The soundtrack adds a lot to the game’s emotional staying power. With returning characters come familiar musical cues, instantly bringing back many fond memories. New compositions also work very well, with some truly lovely pieces being introduced as the final case draws near and plays out. The opening case takes a very playful approach, incorporating music into its courtroom drama with a melodious monk who plucks his guitar and testifies in rhyme form, only to conjure up two jumbo-sized amps once things heat up, shredding with his axe with some gnarly head-banging heavy metal riffs on the stand. On the other side of that coin, Princess Rayfa’s Divination Séances are always accompanied by a somber song and dance number that sounds authentically steeped in Far Eastern tradition. Cinematics once again feature full voice-overs, as well as short spoken snippets during the actual courtroom gameplay.

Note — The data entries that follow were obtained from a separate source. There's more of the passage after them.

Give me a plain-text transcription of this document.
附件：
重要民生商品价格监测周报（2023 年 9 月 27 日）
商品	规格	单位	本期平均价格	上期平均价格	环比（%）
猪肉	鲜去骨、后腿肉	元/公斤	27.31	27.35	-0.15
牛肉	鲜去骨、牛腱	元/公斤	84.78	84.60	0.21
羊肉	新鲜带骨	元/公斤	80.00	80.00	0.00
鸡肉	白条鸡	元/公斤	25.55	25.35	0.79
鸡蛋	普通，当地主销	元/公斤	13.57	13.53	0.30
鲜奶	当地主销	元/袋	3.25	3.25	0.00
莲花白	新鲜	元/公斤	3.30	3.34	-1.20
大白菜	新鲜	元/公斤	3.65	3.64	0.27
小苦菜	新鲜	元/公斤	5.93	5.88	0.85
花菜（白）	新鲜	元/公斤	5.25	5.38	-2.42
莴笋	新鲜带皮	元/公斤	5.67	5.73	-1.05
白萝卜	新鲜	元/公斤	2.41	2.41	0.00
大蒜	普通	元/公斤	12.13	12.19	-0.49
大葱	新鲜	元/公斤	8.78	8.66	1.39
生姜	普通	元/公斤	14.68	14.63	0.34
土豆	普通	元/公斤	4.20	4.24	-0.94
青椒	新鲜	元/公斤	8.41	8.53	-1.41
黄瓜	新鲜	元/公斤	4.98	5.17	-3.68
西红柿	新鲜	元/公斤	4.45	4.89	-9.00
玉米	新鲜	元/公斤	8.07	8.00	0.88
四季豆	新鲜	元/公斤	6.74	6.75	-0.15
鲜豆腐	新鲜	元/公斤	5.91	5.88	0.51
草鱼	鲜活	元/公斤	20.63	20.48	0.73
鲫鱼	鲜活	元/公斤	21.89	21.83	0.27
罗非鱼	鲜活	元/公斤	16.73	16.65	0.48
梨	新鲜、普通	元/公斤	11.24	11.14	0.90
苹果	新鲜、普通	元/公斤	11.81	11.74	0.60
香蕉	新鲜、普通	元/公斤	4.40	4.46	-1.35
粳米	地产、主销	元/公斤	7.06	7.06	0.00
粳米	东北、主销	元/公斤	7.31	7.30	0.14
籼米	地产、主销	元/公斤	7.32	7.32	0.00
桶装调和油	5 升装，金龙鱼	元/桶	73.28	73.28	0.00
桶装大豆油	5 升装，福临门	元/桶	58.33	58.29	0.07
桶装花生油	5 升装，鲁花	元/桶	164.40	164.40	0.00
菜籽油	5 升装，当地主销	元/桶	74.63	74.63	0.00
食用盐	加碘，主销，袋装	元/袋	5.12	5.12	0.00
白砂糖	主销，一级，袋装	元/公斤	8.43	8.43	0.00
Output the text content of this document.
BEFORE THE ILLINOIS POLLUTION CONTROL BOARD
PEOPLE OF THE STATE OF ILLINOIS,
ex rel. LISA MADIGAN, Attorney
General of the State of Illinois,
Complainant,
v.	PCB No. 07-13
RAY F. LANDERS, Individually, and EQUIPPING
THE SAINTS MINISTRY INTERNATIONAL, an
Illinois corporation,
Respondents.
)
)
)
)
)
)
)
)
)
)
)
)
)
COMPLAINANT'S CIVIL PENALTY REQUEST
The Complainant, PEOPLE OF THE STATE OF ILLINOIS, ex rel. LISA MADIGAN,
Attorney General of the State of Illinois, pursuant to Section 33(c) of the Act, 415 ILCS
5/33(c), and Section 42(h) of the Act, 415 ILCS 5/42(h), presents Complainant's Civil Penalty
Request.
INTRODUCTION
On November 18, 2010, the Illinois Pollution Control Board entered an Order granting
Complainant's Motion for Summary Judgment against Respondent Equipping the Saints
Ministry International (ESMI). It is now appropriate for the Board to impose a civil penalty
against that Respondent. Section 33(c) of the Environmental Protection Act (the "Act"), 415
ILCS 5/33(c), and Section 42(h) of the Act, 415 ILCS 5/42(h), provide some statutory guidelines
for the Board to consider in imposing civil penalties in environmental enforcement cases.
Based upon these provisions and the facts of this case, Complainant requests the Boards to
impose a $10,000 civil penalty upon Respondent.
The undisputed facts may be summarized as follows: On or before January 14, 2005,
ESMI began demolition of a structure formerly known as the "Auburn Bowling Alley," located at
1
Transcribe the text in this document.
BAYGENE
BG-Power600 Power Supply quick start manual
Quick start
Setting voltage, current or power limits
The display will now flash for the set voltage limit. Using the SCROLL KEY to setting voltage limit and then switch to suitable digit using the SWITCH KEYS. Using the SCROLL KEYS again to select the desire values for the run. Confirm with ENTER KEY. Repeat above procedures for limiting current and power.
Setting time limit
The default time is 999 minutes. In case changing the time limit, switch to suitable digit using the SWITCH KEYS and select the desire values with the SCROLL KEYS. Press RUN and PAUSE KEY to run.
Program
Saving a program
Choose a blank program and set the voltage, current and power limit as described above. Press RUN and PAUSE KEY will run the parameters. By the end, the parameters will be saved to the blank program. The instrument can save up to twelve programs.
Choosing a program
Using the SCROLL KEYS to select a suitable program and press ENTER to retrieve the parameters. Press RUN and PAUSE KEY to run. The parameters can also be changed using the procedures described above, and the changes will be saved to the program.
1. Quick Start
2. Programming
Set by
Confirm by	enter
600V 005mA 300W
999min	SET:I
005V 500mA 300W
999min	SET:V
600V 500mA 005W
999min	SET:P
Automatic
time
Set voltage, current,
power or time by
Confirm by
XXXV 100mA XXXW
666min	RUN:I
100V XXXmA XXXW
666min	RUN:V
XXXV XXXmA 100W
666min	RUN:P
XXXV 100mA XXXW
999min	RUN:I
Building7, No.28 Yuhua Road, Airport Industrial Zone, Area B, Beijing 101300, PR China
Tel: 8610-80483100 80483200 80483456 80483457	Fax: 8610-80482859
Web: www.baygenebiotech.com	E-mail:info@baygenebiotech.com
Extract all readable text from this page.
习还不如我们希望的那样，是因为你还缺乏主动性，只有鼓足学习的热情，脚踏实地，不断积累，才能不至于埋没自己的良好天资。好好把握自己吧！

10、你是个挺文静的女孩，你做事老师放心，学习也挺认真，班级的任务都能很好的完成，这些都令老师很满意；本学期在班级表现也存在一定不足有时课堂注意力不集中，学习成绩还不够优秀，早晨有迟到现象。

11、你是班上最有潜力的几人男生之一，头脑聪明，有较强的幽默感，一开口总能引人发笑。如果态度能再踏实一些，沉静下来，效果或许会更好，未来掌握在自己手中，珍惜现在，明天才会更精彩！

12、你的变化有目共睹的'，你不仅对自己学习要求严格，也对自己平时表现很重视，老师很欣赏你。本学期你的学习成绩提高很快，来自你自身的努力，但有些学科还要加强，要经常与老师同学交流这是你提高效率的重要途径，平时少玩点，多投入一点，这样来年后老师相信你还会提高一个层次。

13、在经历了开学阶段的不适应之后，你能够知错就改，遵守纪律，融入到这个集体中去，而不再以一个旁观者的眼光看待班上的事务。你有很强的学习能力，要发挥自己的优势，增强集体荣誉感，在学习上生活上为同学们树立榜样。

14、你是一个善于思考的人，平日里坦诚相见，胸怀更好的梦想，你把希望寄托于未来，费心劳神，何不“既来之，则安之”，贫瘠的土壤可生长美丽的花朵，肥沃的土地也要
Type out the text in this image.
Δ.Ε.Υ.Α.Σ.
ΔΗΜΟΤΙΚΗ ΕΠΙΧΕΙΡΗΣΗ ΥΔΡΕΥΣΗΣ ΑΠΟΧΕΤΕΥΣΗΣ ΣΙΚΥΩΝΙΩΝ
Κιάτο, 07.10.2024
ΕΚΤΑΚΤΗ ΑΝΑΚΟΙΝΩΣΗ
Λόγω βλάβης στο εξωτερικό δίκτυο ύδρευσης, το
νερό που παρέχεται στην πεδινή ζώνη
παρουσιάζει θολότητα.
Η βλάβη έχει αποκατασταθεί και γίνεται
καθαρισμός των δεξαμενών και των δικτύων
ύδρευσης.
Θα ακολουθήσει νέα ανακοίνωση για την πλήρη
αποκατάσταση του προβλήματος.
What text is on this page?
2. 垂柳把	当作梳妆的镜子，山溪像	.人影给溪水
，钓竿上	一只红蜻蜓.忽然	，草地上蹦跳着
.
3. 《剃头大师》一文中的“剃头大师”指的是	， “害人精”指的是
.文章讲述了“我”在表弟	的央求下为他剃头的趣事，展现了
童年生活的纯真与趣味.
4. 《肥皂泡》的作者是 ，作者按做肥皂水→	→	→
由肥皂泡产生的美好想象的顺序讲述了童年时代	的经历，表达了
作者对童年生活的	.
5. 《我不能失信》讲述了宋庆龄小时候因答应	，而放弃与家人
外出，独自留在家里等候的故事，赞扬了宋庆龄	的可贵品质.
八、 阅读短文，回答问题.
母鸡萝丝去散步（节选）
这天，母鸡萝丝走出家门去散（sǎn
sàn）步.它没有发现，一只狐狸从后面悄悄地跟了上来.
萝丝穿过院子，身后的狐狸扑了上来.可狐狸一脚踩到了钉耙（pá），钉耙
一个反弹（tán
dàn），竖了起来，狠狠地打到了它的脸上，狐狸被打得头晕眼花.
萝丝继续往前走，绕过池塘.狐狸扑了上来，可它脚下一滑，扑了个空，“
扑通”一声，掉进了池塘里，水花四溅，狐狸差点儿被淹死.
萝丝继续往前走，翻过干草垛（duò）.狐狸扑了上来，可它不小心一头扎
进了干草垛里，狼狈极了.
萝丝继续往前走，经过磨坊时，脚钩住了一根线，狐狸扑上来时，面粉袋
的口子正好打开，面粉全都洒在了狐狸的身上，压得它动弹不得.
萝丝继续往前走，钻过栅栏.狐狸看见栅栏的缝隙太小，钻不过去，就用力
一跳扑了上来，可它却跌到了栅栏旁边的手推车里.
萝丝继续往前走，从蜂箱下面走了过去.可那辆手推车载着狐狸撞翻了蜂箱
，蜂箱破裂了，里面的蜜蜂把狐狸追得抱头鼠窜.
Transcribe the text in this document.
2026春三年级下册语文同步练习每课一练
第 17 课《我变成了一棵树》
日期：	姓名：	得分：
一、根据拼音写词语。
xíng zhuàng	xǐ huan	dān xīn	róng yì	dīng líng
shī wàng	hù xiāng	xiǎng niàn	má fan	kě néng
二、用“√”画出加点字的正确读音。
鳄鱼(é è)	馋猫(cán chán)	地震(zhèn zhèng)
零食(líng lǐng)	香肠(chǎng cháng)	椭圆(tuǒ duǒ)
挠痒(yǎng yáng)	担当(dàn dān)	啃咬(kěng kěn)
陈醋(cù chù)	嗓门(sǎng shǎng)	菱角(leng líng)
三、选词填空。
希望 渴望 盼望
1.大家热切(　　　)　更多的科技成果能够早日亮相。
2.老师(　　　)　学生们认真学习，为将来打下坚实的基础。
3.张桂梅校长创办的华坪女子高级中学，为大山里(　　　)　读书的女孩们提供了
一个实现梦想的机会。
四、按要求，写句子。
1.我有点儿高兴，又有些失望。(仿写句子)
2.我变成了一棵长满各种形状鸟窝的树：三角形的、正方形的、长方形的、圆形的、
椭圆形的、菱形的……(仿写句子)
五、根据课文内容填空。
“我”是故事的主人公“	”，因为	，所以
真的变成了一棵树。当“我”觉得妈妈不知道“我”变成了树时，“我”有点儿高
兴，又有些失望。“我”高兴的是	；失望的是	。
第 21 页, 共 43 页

Spirit of Justice may be the first time a Phoenix Wright game gave me reason to keep the 3D slider pushed up to its maximum setting. There is so much detail in the animated backdrops, whether a puff of smoke in the Khura’in marketplace or colored ceremonial prayer flags rippling in the breeze on a windy mountaintop, which make it worth the extra battery life to view them in their full vibrancy. In one of the DLC cases available, a particular character takes advantage of the 3D effect by folding and sending a paper airplane flying directly at the player.
As always, the anime-influenced character models are as varied and unpredictable as possible, with lots of neat nuances to feast your eyes on. The rogue’s gallery of oddballs this time includes a dead man testifying at his own murder trial via spirit channeling; a remote-controlled helicopter drone, complete with fully-functional Gatling gun and loudspeaker module; and an actor slipping into various roles from one line of dialog to the next. Several characters also undergo dramatic, fully-animated transformations mid-trial.
At over forty hours, there is a lot of game to enjoy in Spirit of Justice alone, but it can be further extended with extra downloadable content, including one lengthy case involving a time-traveling murderer that is as convoluted as anything we’ve seen in a Phoenix Wright game proper.
While Spirit of Justice adds a few new twists to the established Ace Attorney formula, it’s really Capcom’s incredible imagination that is the true star here. Cases are as twisted as ever, if not more so, with one late-game reveal being so out of left field that it gave me some serious trouble even conceiving of it, never mind presenting the appropriate evidence to propose it to the court. But more than anything it’s the storytelling that’s been dialed up to eleven, giving Apollo a worthy story of his own and serving as an epic conclusion to the trilogy, providing fans with an emotionally-charged send-off that won’t soon be forgotten.